Friday, July 7, 2017

Apple States That Its Irish Subsidiaries Should be Taxed in the US & US Gov't Agrees To Intervene In Apple's €13B EU Tax Case

Apple has published its defense to the European Commission's accusation that it obtained unfair commercial advantage from its corporation tax agreement with Ireland.
 
The company states that its profit-making activities were controlled and managed in the US, and so should be taxed there and not in Ireland; and that the Commission has breached Apple's 'fundamental rights' by ordering Ireland to charge it EUR13 billion in taxes.
 
Now the U.S. government is planning on intervening in Apple Inc.'s lawsuit challenging an approximately €13 billion ($14.85 billion) tax bill in Ireland ordered by the European Union’s competition watchdog, a source familiar with the case said Thursday.
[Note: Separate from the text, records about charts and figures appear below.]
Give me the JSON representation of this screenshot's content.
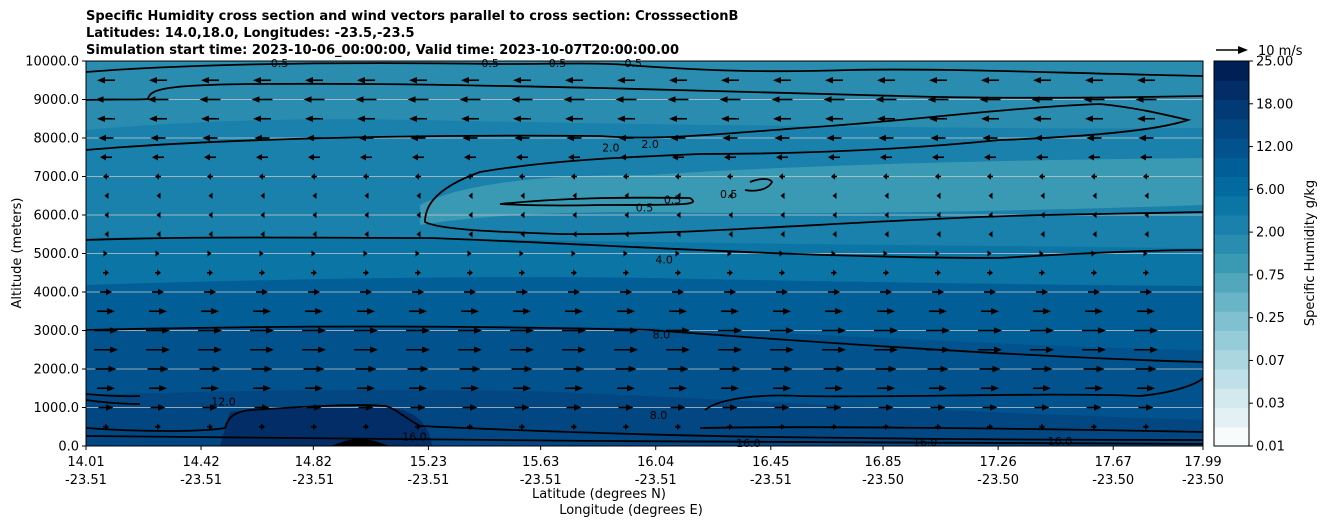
{
  "chart_data": {
    "type": "heatmap",
    "title_lines": [
      "Specific Humidity cross section and wind vectors parallel to cross section: CrosssectionB",
      "Latitudes: 14.0,18.0, Longitudes: -23.5,-23.5",
      "Simulation start time: 2023-10-06_00:00:00, Valid time: 2023-10-07T20:00:00.00"
    ],
    "ylabel": "Altitude (meters)",
    "xlabel_lat": "Latitude (degrees N)",
    "xlabel_lon": "Longitude (degrees E)",
    "ylim": [
      0,
      10000
    ],
    "xlim": [
      14.01,
      17.99
    ],
    "y_ticks": [
      "0.0",
      "1000.0",
      "2000.0",
      "3000.0",
      "4000.0",
      "5000.0",
      "6000.0",
      "7000.0",
      "8000.0",
      "9000.0",
      "10000.0"
    ],
    "x_ticks": [
      {
        "lat": "14.01",
        "lon": "-23.51"
      },
      {
        "lat": "14.42",
        "lon": "-23.51"
      },
      {
        "lat": "14.82",
        "lon": "-23.51"
      },
      {
        "lat": "15.23",
        "lon": "-23.51"
      },
      {
        "lat": "15.63",
        "lon": "-23.51"
      },
      {
        "lat": "16.04",
        "lon": "-23.51"
      },
      {
        "lat": "16.45",
        "lon": "-23.51"
      },
      {
        "lat": "16.85",
        "lon": "-23.50"
      },
      {
        "lat": "17.26",
        "lon": "-23.50"
      },
      {
        "lat": "17.67",
        "lon": "-23.50"
      },
      {
        "lat": "17.99",
        "lon": "-23.50"
      }
    ],
    "colorbar": {
      "label": "Specific Humidity g/kg",
      "ticks": [
        "0.01",
        "0.03",
        "0.07",
        "0.25",
        "0.75",
        "2.00",
        "6.00",
        "12.00",
        "18.00",
        "25.00"
      ],
      "levels": [
        0.01,
        0.02,
        0.03,
        0.05,
        0.07,
        0.1,
        0.25,
        0.5,
        0.75,
        1.0,
        2.0,
        4.0,
        6.0,
        8.0,
        12.0,
        16.0,
        18.0,
        20.0,
        25.0
      ],
      "colors": [
        "#f7fbfc",
        "#e4f1f4",
        "#d2e9ee",
        "#bfe0e8",
        "#abd6e0",
        "#96cbd8",
        "#80c0d0",
        "#69b4c7",
        "#52a7bd",
        "#3a9ab4",
        "#2a8db0",
        "#1a81ac",
        "#0b75a6",
        "#036a9f",
        "#025e97",
        "#02528d",
        "#024682",
        "#023a75",
        "#022d66",
        "#001f55"
      ]
    },
    "legend": {
      "label": "10 m/s",
      "placement": "top-right"
    },
    "altitude_levels_m": [
      500,
      1000,
      1500,
      2000,
      2500,
      3000,
      3500,
      4000,
      4500,
      5000,
      5500,
      6000,
      6500,
      7000,
      7500,
      8000,
      8500,
      9000,
      9500
    ],
    "wind_u_by_level_ms": [
      2,
      5,
      6,
      7,
      8,
      8,
      6,
      4,
      2,
      1,
      -1,
      -1,
      -1,
      -2,
      -4,
      -5,
      -6,
      -7,
      -6
    ],
    "contour_labels": [
      {
        "text": "0.5",
        "x": 14.7,
        "y": 9950
      },
      {
        "text": "0.5",
        "x": 15.45,
        "y": 9950
      },
      {
        "text": "0.5",
        "x": 15.69,
        "y": 9950
      },
      {
        "text": "0.5",
        "x": 15.96,
        "y": 9950
      },
      {
        "text": "2.0",
        "x": 16.02,
        "y": 7850
      },
      {
        "text": "2.0",
        "x": 15.88,
        "y": 7750
      },
      {
        "text": "0.5",
        "x": 16.1,
        "y": 6400
      },
      {
        "text": "0.5",
        "x": 16.3,
        "y": 6550
      },
      {
        "text": "0.5",
        "x": 16.0,
        "y": 6200
      },
      {
        "text": "4.0",
        "x": 16.07,
        "y": 4850
      },
      {
        "text": "8.0",
        "x": 16.06,
        "y": 2900
      },
      {
        "text": "12.0",
        "x": 14.5,
        "y": 1150
      },
      {
        "text": "8.0",
        "x": 16.05,
        "y": 800
      },
      {
        "text": "16.0",
        "x": 15.18,
        "y": 250
      },
      {
        "text": "16.0",
        "x": 16.37,
        "y": 80
      },
      {
        "text": "16.0",
        "x": 17.0,
        "y": 100
      },
      {
        "text": "16.0",
        "x": 17.48,
        "y": 130
      }
    ]
  }
}
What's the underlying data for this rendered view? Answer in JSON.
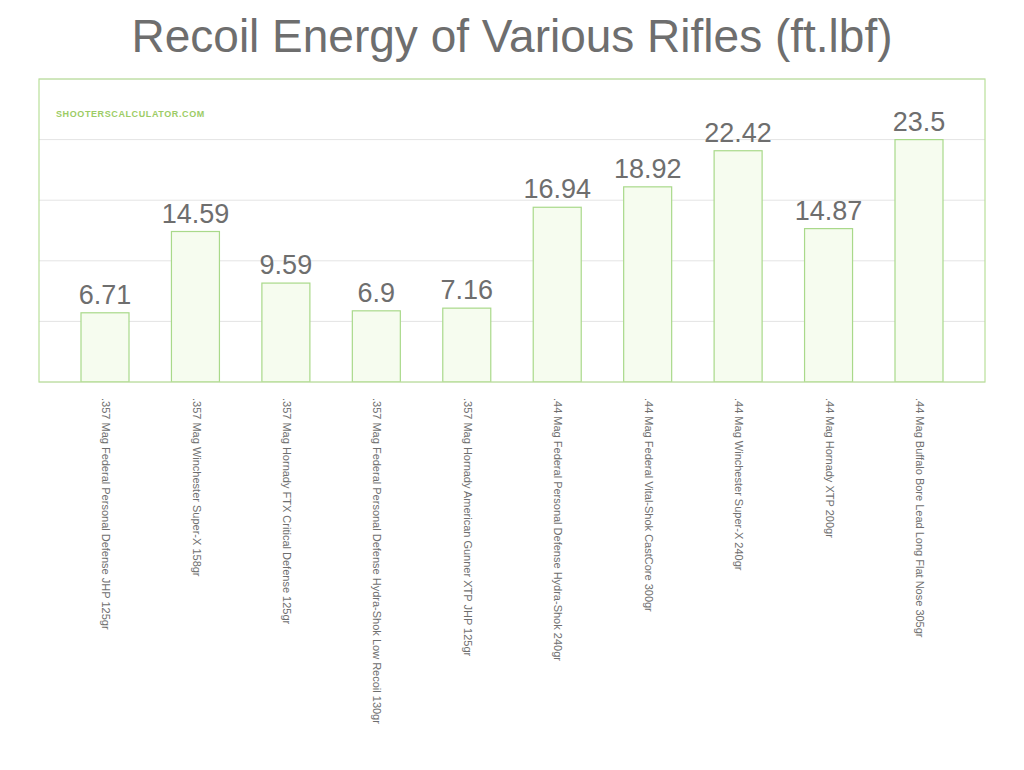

Apple is appealing the European Commission’s August 2016 ruling, which concluded that it had entered into a sweetheart tax deal with the Irish government to “substantially and artificially” lower its taxes.

The commission’s investigations into Apple’s tax arrangements, as well as those of Starbucks Corp., had previously drawn the attention of the Obama administration, which complained that the commission appeared to be unfairly targeting U.S. businesses and that American taxpayers may end up having to foot the bill for foreign tax credits that the companies may be able to claim following a retroactive imposition of taxes.

A source confirmed to Law360 that the federal government has now filed an application with the European Union General Court to have its say on the retroactive application of state aid rules to Apple. The application has not been made publicly available.

The European Commission found that two tax rulings Ireland had issued to Apple in 1991 and 2007, allowing the software giant to allocate almost all of its sales profits to “head offices” that existed only on paper, were in violation of the EU’s state aid rules.

The allocation of profits to head offices, with no employees or physical locations, allowed Apple’s effective corporate tax rate to go down from 1 percent in 2003 to 0.005 percent in 2014 on the profits of the Irish-incorporated subsidiary Apple Sales International, the commission said.

Apple has refuted the commission’s findings, saying that the watchdog misunderstood Irish law and the role of its Irish units in developing intellectual property and failed to recognize that its main “profit-driving activities,” especially the development and commercialization of IP, were controlled and managed in the U.S.

The commission only considered the minutes of board meetings and did not properly assess “extensive expert evidence” that Apple’s profits were not attributable to activities in Ireland, the software giant said.